The Story Behind the Story
Faced with an idle 16mm camera package and a long weekend in April, Josh Apter and Peter Olsen decided to try to shoot a feature in three days, and scrounged up 8 rolls of film from various friends. There was no script, but an idea for a betrayal story set in the mountains had been the subject of many
conversations between the two. They called some actors who they knew from
previous film projects and cast the first three who answered "yes" to the
following question, "Are you crazy enough to try to shoot a feature on
Easter weekend?" Hilary Howard, Anthony Leslie, and Mitchell Riggs were
crazy enough.
"Kaaterskill Falls" was off and running. Set in the Catskills, the location
was to be a rustic cabin that Josh and Peter have been using as a retreat
for years. As Peter and Josh set lights and wired up microphones, the actors holed up in the cabin bedroom and emerged an hour later with a rough step-outline based on Josh and Peter's idea. This piece of paper would become the films shooting script, with a twelve-page fire sequence penned by Peter between the first and second trip to the cabin. All told, it took four trips to the cabins and four to exterior locations in Catskill Park and Harriman State Park to complete principal photography.

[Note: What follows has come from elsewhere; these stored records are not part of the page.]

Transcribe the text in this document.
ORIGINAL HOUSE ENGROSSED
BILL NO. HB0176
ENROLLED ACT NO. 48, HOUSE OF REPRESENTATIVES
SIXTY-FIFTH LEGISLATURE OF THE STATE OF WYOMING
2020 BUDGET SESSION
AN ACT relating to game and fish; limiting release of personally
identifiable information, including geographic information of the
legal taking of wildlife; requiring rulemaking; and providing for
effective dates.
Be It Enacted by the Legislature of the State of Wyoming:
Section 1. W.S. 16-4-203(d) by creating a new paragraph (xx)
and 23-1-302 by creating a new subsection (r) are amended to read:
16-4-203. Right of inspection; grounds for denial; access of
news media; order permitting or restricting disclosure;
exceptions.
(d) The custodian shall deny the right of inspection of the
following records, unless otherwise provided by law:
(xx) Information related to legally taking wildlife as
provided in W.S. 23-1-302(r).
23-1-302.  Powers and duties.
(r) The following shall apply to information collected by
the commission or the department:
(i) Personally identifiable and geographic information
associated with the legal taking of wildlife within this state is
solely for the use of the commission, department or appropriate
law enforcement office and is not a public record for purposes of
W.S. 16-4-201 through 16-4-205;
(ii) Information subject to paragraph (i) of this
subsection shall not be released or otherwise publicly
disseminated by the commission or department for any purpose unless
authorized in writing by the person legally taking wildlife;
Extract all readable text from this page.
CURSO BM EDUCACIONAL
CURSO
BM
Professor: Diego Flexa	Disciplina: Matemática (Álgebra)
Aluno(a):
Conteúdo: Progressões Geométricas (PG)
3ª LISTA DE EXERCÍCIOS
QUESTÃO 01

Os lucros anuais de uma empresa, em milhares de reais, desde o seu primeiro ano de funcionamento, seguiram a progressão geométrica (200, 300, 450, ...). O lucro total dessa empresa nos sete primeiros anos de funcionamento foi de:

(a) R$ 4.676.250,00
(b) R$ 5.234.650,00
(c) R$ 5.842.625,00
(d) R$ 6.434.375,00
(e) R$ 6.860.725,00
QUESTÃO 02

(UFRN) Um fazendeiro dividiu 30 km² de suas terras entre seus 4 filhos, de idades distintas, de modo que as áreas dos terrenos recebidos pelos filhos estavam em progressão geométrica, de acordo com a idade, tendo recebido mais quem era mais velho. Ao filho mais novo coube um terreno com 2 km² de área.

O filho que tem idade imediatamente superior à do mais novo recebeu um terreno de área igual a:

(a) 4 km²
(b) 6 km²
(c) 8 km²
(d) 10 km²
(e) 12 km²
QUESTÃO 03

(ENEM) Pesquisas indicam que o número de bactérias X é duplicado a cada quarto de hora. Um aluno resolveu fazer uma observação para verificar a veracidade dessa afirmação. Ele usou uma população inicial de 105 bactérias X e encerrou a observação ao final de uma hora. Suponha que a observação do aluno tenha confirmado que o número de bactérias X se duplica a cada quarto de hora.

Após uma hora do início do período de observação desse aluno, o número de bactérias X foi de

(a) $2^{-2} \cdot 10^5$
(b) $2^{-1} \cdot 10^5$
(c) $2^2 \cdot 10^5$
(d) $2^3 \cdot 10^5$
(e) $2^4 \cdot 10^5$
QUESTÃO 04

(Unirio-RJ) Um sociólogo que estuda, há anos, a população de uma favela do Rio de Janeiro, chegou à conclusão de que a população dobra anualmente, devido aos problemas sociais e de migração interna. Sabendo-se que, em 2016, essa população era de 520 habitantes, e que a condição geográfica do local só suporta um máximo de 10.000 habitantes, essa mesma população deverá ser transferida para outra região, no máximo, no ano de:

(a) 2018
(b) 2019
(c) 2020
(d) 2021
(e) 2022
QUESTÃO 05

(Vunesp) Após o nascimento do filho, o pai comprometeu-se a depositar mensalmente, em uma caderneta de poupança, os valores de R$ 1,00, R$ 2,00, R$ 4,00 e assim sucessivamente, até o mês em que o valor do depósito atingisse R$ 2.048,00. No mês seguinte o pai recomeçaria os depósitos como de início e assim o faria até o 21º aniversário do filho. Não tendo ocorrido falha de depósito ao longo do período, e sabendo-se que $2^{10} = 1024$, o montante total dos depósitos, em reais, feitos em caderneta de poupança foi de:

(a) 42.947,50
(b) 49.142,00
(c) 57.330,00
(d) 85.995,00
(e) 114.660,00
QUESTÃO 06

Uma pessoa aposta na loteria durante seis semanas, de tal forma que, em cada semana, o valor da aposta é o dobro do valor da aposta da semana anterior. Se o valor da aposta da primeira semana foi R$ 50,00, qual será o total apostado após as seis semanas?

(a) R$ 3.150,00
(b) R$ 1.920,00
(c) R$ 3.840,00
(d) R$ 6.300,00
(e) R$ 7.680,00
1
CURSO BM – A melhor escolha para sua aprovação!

Photography wrapped in the Catskills at Kaaterskill Falls, when moments
after the final shot, a thunderstorm hit the remote location and
night descended, forcing the cast and crew, trapped between Kaaterskill's
twin sets of falls, to hide under rock and tarp. The hope that the weather
would clear long enough to scramble across the mud-soaked cliff and up to
the top of the falls was short-lived as the rain only fell harder. Finally,
heroically, Mitchell appeared, having climbed down in the rain, and helped
to hoist enough equipment that the cast and crew were able to
scramble back without leaving the camera temporarily behind under a rock - a
scenario which had been seriously, and perhaps foolishly, considered. Toting
the camera, Peter slipped into the swollen river at the top of the falls but
somehow managed to keep the $100,000 rig from submerging. Anthony, trapped at the base of the falls, was forced to hike out by himself, down river in the opposite direction, and has never quite since forgiven Josh and Peter.
Principal photography wrapped on Labor Day 2001, in Harriman State Park,
when, after shooting the film's final shot and while enjoying some cheap
champagne on the tailgate of Peter's pick-up, the cast and crew were cited
by angry Harriman State Park Troopers for filming without a
permit. As luck would have it, they were let off with a warning.